Forum Moderators: phranque

Message Too Old, No Replies

SSI includes nesting multiple times

Is my htaccess syntax wrong?

         

cws3di

7:44 pm on Oct 7, 2005 (gmt 0)

10+ Year Member



I posted this question earlier in the HTML forum, but the more I test and try different code to solve this problem, the more I am convinced that I have something wrong with the syntax in my .htaccess file

I use SSI includes on most of my websites - I design them in from the start of almost every project these days because it makes things easier for site-wide updating of headers, footers, or menu bars.

Today I discovered something in my logs that has all but panicked me! Someone came into the site calling the .html page twice, and rather than a 404 error (I would expect one!) they received a 200OK. I investigated, and found that my pages come up if you call the .html file twice, e.g.

www.example.com/page1.html/page1.html

Each place on the page where I have called an include, the "page1.html" starts over, nested inside of "page1.html"

Here is how I set up the SSI include in my pages:

<!--#include virtual="menubar.html" -->

my .htaccess file has these lines near the bottom of the file

#This is to parse all .html files for SSI includes
AddType text/html .html
AddHandler server-parsed .html

My ssi includes work perfectly fine, they are calling in the correct code that is in the menubar.html file, if the correct url is used, e.g. www.example.com/page1.html

If I remove those lines from the .htaccess file, of course my includes don't pull into the page, but at least I get a proper 404 error for the non-existent double-typed url www.example.com/page1.html/page1.html

This nesting thing really has me scratching my head. Does anyone have a suggestion for an alternate .htaccess method that doesn't allow this to happen?

jdMorgan

9:51 pm on Oct 7, 2005 (gmt 0)

WebmasterWorld Senior Member 10+ Year Member



This probably isn't related to your .htaccess code at all, it's a matter of how URLs are interpreted. Once the server finds a ".", it figures that anything that follows is the a filetype or something else. And once it finds the "/" at the end of the filetype, it quits. So, technically. you could access /index.html/anything_you_want_here, and the server will server /index.html.

If you want to explicitly prevent this, you can. But it involves adding code to look for "/" after "." and truncate the URL at that point.

Of more concern is, "Who is linking to your site with that malformed URL?" If it's your own site, then you'll have to find the cause and fix it. If it's an external site, ask them to fix it. If that link's already been indexed by search engines, then you'll need to add code to 301-redirect it. Something like this mod_rewrite code snippet:


RewriteRule ^([^.]+)\.([^/]+)/ http://www.example.com/$1.$2 [R=301,L]

My main point here is that the 404 behaviour is an issue outside of the real cause of the problem.

I'd be checking for malformed <base href> tags, use of page-relative versus server-relative links, etc.

Jim

cws3di

10:06 pm on Oct 7, 2005 (gmt 0)

10+ Year Member



Whoever it was came into the web page from a link in a yahoo e-mail, according to the User-Agent in the web stats log.
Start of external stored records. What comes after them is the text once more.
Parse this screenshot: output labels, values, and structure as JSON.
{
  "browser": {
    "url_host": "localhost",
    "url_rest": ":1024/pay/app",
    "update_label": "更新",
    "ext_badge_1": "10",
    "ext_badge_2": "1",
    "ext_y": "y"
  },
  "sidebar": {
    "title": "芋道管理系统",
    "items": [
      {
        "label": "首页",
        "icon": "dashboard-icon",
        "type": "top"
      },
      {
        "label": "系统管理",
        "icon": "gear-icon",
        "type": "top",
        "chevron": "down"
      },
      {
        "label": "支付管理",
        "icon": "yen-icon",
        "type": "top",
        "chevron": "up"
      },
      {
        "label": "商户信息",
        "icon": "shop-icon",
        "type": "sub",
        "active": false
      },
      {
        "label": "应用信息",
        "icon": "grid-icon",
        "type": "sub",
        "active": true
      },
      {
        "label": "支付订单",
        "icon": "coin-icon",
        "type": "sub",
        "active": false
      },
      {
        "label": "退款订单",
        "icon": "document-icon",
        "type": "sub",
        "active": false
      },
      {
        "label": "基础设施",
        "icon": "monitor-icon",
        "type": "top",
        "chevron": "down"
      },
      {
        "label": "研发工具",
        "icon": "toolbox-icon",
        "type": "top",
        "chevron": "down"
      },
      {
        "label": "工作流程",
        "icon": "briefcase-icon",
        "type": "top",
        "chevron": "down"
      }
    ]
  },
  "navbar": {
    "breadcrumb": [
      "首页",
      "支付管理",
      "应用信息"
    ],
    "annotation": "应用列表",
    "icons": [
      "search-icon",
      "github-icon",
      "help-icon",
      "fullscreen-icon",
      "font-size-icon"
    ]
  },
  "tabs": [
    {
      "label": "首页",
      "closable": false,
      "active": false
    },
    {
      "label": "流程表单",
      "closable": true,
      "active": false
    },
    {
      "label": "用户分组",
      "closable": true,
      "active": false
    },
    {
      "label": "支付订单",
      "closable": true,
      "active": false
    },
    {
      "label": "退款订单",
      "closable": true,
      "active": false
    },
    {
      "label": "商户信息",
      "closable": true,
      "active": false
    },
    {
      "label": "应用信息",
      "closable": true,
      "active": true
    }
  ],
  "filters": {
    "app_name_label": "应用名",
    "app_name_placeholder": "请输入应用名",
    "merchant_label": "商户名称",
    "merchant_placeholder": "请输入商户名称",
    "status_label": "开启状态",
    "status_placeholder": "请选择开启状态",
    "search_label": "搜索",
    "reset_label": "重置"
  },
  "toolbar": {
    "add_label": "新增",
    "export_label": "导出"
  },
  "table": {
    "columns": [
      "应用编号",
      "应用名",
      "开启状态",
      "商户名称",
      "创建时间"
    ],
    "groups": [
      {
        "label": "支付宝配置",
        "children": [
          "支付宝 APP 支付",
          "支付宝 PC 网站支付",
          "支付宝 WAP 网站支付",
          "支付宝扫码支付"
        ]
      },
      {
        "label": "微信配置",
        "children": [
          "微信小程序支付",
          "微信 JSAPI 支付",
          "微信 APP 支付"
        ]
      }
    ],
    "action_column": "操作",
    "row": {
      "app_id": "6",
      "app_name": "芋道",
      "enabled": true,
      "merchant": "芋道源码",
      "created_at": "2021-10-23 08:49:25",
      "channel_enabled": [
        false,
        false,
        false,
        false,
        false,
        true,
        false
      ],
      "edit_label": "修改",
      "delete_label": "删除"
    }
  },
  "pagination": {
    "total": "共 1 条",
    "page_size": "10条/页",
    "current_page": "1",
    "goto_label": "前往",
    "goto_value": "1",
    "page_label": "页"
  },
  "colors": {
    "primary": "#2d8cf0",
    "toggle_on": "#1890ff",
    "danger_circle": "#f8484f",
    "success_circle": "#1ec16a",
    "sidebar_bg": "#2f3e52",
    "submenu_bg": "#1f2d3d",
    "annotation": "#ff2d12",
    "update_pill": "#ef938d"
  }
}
I am assuming somebody must have found my site and sent an e-mail to their friend or something. (I do not advertise by e-mail, but I have good content that people bookmark and tell others about).

And you are absolutely right - after I found this problem, I realized that there could be far reaching implications regarding whether somehow, someone might eventually screw up a real link to my website, and what that might mean if a search engine came into the site like that.

I appreciate your feedback, and the 301 solution might be the only thing that I can implement at this point, and still use ssi includes.